What is the difference between RADIUS and LDAP?

RADIUS is an AAA protocol that handles authentication, authorization, and accounting for network access. LDAP is a directory access protocol used to query and update a directory of users and resources. RADIUS can use an LDAP directory as a backend to verify credentials.

Summary

RADIUS is a fundamental protocol for network security that provides centralized authentication, authorization, and accounting for users connecting to a network from remote locations. It works by having a network access device, like a Wi-Fi access point or VPN server, forward user credentials to a central RADIUS server. The server verifies the credentials against a user database, decides what the user is allowed to do, and returns that information to the access device.
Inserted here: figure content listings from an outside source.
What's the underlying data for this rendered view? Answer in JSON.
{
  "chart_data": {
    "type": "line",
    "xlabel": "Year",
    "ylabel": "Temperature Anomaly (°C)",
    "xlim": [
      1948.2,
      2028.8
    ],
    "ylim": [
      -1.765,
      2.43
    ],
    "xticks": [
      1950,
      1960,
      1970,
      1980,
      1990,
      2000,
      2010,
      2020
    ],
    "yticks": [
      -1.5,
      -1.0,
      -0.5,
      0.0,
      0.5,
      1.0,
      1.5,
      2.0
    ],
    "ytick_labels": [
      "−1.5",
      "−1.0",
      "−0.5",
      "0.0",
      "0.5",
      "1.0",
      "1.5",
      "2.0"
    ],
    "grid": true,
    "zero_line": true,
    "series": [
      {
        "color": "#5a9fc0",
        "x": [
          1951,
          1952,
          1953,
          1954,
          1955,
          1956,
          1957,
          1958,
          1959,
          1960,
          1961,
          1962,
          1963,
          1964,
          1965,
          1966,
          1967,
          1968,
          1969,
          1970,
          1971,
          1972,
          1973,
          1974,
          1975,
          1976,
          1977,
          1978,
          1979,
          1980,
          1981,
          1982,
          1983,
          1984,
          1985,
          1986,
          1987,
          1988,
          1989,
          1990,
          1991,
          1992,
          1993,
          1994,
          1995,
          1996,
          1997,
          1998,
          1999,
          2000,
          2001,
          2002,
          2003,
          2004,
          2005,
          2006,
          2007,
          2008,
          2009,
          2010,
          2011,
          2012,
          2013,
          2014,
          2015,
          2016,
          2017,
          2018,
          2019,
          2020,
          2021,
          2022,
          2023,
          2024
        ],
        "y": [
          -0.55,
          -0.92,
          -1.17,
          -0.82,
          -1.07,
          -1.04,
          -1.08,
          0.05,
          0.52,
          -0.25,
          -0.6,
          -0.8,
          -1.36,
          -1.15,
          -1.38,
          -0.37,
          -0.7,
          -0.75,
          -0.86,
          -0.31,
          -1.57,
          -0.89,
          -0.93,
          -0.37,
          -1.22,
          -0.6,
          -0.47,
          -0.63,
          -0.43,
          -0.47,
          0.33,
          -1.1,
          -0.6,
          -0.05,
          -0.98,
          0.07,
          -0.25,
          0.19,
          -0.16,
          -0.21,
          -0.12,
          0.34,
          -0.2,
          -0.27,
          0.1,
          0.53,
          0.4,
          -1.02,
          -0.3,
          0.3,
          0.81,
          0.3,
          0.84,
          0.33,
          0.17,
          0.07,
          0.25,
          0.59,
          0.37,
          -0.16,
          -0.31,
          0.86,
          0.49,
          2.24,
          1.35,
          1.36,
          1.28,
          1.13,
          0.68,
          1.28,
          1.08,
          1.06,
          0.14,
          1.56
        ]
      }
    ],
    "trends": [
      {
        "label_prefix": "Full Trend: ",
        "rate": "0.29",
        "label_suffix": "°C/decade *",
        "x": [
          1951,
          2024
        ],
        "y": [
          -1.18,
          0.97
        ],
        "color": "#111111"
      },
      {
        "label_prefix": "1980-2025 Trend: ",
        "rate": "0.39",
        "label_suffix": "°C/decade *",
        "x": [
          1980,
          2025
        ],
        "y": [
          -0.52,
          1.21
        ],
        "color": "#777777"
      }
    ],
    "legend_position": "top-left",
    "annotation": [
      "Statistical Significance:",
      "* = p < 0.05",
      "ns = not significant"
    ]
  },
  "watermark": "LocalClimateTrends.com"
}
RADIUS also tracks usage through its accounting function, which logs session start and stop times and data usage. This centralized approach simplifies management, enhances security, and enables detailed auditing. In certification exams for CompTIA A+, Network+, and Security+, you will encounter RADIUS in questions about remote access, AAA frameworks, port numbers, and scenario-based troubleshooting.

Remember that RADIUS uses UDP ports 1812 and 1813, and that it is different from TACACS+, Kerberos, and LDAP. Understanding RADIUS is essential for any IT professional working with enterprise networks, Wi-Fi security, VPNs, or network access control.